Date/Time Stamps

[Anonymous]

Hi.

This question isn't specific to operating systems, but is more relevant here than anywhere else.
Some filesystems store their date/time stamps as a dword containing the number of seconds between Jan. 1, 1970 at 0:00 and the date/time being stored.
I was wondering how, exactly, to convert this dword to seperate values, compensating for daylight saving time and leap years (including leap seconds, if possible).

[Pype.Clicker]

i would try a two-step approach: first convert that amount of seconds in an amount of days plus an amount of seconds in the day.

then if you divide your amount of days by (3*365+366) you should move to the nearest 4 years block from which you just have to substract 365 (or 366) to the remainder until you find Day In Year ...

From there, finding the month, day of month etc. is just classic programming (hint consider using {31,28,31,30,31,30,31,31,...} array)

[Anonymous]

Here's my code (C++). I threw this together in a few minutes, so I'm not sure how accurate it is.

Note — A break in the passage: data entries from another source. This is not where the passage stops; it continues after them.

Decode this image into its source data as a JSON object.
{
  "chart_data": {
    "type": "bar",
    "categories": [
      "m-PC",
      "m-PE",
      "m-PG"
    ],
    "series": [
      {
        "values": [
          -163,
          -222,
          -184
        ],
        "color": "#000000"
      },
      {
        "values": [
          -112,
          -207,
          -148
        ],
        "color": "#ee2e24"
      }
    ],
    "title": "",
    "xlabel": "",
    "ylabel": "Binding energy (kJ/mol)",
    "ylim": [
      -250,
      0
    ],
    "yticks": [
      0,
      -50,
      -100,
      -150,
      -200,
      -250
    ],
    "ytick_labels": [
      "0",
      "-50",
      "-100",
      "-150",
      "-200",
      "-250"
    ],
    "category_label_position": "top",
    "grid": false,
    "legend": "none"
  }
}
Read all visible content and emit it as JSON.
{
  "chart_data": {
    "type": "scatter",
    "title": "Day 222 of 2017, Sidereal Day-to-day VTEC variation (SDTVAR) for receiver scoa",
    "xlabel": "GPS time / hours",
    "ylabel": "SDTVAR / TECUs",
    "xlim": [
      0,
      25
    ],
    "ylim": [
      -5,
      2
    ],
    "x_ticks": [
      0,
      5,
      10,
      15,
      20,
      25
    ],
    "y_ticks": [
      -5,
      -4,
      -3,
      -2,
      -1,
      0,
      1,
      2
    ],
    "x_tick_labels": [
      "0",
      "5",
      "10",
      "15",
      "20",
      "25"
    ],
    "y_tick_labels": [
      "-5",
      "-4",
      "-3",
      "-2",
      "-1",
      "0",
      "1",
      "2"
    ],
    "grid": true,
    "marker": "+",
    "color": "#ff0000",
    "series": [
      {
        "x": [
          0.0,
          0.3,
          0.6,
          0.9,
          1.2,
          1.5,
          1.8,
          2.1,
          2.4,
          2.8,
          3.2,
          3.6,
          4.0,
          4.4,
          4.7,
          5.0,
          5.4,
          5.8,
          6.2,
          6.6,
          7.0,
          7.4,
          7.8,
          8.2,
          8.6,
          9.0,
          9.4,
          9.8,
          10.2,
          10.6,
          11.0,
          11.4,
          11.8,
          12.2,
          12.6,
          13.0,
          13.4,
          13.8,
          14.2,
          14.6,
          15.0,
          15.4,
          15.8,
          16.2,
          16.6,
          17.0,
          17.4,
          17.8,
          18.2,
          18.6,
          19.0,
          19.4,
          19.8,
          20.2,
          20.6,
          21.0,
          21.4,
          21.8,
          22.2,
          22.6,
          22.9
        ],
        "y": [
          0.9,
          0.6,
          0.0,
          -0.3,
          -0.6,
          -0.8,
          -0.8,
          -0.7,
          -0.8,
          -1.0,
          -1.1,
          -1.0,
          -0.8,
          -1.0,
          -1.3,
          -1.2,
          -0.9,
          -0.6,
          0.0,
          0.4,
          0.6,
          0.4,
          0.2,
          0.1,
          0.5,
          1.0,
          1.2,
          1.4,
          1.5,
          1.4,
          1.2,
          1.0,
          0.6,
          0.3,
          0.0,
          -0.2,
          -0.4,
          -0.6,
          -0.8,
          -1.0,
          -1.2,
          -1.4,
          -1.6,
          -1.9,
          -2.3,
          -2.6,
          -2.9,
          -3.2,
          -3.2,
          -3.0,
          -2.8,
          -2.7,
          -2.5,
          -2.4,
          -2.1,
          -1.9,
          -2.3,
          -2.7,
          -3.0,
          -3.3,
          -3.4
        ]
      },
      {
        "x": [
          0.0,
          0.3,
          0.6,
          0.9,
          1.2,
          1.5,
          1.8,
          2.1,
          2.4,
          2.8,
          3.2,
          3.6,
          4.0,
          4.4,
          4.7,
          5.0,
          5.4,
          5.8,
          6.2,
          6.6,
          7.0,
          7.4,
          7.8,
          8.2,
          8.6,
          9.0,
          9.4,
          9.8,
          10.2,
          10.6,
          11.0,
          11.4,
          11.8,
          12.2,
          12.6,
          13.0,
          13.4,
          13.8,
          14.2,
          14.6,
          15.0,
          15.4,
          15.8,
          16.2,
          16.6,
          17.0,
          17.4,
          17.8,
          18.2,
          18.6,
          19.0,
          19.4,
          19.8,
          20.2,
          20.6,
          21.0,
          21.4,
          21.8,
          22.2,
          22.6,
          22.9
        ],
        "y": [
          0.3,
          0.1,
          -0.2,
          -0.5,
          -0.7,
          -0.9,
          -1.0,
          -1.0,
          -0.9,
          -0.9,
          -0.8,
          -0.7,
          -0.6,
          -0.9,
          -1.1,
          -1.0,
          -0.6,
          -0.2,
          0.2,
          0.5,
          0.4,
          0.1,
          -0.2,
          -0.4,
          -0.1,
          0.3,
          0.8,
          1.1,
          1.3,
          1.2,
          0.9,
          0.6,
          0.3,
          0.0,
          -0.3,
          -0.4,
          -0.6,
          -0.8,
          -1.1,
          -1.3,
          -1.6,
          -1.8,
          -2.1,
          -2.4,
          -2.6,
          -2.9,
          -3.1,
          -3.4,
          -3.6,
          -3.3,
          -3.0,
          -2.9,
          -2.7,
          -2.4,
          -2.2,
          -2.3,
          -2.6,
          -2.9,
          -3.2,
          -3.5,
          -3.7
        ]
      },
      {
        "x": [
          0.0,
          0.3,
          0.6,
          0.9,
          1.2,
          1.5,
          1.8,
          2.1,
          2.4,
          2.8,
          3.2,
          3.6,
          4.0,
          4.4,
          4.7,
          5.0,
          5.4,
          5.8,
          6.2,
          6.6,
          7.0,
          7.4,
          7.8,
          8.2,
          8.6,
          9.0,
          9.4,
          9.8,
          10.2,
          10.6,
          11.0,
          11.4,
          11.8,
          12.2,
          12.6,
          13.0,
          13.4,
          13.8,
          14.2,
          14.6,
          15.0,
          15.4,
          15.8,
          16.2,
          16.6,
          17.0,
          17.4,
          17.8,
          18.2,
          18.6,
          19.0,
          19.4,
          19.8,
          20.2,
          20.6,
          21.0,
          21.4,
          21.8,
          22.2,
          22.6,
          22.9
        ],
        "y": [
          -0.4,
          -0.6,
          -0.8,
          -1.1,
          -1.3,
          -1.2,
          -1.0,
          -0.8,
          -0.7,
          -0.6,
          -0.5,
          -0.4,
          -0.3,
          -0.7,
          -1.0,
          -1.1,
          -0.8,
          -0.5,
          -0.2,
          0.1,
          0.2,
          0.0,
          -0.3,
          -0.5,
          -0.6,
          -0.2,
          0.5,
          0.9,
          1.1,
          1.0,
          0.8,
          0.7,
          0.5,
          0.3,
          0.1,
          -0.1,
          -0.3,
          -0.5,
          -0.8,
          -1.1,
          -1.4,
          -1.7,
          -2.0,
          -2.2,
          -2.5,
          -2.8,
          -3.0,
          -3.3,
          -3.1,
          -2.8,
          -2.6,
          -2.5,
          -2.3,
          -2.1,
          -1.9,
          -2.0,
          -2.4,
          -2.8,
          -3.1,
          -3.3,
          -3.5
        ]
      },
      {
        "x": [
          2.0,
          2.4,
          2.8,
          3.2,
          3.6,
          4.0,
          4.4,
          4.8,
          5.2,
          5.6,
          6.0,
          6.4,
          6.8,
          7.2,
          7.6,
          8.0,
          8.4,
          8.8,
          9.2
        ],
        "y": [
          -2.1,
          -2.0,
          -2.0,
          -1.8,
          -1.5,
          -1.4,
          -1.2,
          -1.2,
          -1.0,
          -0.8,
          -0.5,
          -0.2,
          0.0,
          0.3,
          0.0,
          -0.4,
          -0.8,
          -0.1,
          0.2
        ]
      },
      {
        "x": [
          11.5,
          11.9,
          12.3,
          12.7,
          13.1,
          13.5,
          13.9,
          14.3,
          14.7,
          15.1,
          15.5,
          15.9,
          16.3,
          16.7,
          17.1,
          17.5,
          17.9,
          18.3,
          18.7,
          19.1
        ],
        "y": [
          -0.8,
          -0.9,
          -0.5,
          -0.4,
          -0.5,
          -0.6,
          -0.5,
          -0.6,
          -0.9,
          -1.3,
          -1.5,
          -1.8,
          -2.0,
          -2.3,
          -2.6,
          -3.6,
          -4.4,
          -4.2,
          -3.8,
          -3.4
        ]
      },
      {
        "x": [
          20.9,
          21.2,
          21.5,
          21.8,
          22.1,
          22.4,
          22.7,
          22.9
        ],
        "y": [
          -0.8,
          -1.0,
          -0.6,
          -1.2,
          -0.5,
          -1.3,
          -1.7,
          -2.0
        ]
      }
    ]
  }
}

Is there a better way to do this?

Code: Select all

void print_stamp(int stamp) {
   int second, minute, hour, dayyears4, year, dayofyear, month, dayofmonth;
   int minutes, hours, days, years4, years;
   int leapval = 0;
   bool leapyear = false;
   int monthdata[13] = {0, 0, 31, 31 + 28, 31 + 28 + 31, 31 + 28 + 31 + 30, 31 + 28 + 31 + 30 + 31, 31 + 28 + 31 + 30 + 31 + 30, 31 + 28 + 31 + 30 + 31 + 30 + 31, 31 + 28 + 31 + 30 + 31 + 30 + 31 + 31, 31 + 28 + 31 + 30 + 31 + 30 + 31 + 31 + 30, 31 + 28 + 31 + 30 + 31 + 30 + 31 + 31 + 30 + 31, 31 + 28 + 31 + 30 + 31 + 30 + 31 + 31 + 30 + 31 + 30};
   
   minutes = stamp / 60;
   second = stamp % 60;
   hours = minutes / 60;
   minute = minutes % 60;
   days = hours / 24;
   hour = hours % 24;
   years4 = days / ((4 * 365) + 1);
   dayyears4 = days % ((4 * 365) + 1);
   years = dayyears4 / 365;
   year = (years4 * 4) + years + 1970;
   dayofyear = dayyears4 % 365;
   
   if (years == 3) {
      leapyear = true;
   }
   
   int i;
   
   for (i = 12; i > 0; --i) {
      if (leapyear) {
         if (i > 2) {
            leapval = 1;
         }
         else {
            leapval = 0;
         }
      }
      else {
         leapval = 0;
      }
      if (dayofyear >= (monthdata[i] + leapval)) {
         month = i;
         dayofmonth = (dayofyear - monthdata[i]) + (1 - leapval);
         break;
      }
   }
   
   cout << hour << ":" << minute << ":" << second << endl;
   cout << month << " " << dayofmonth << ", " << year << endl;
}

[Tuxaroo]

What's with the year 1970?

[Anonymous]

1970 is known as "the epoch" and is used as the base of the year. If you start at a different base year, you'll get a different date/time from the one actually stored (because they are stored with their base year at 1970).

[Tux]

I was wondering what is so special about 1970?
Billy made 1 billion?

[Schol-R-LEA]

That's easy: it was the year that the timestamp software for the original PDP-7 Unix was written.

Comments and correction welcome.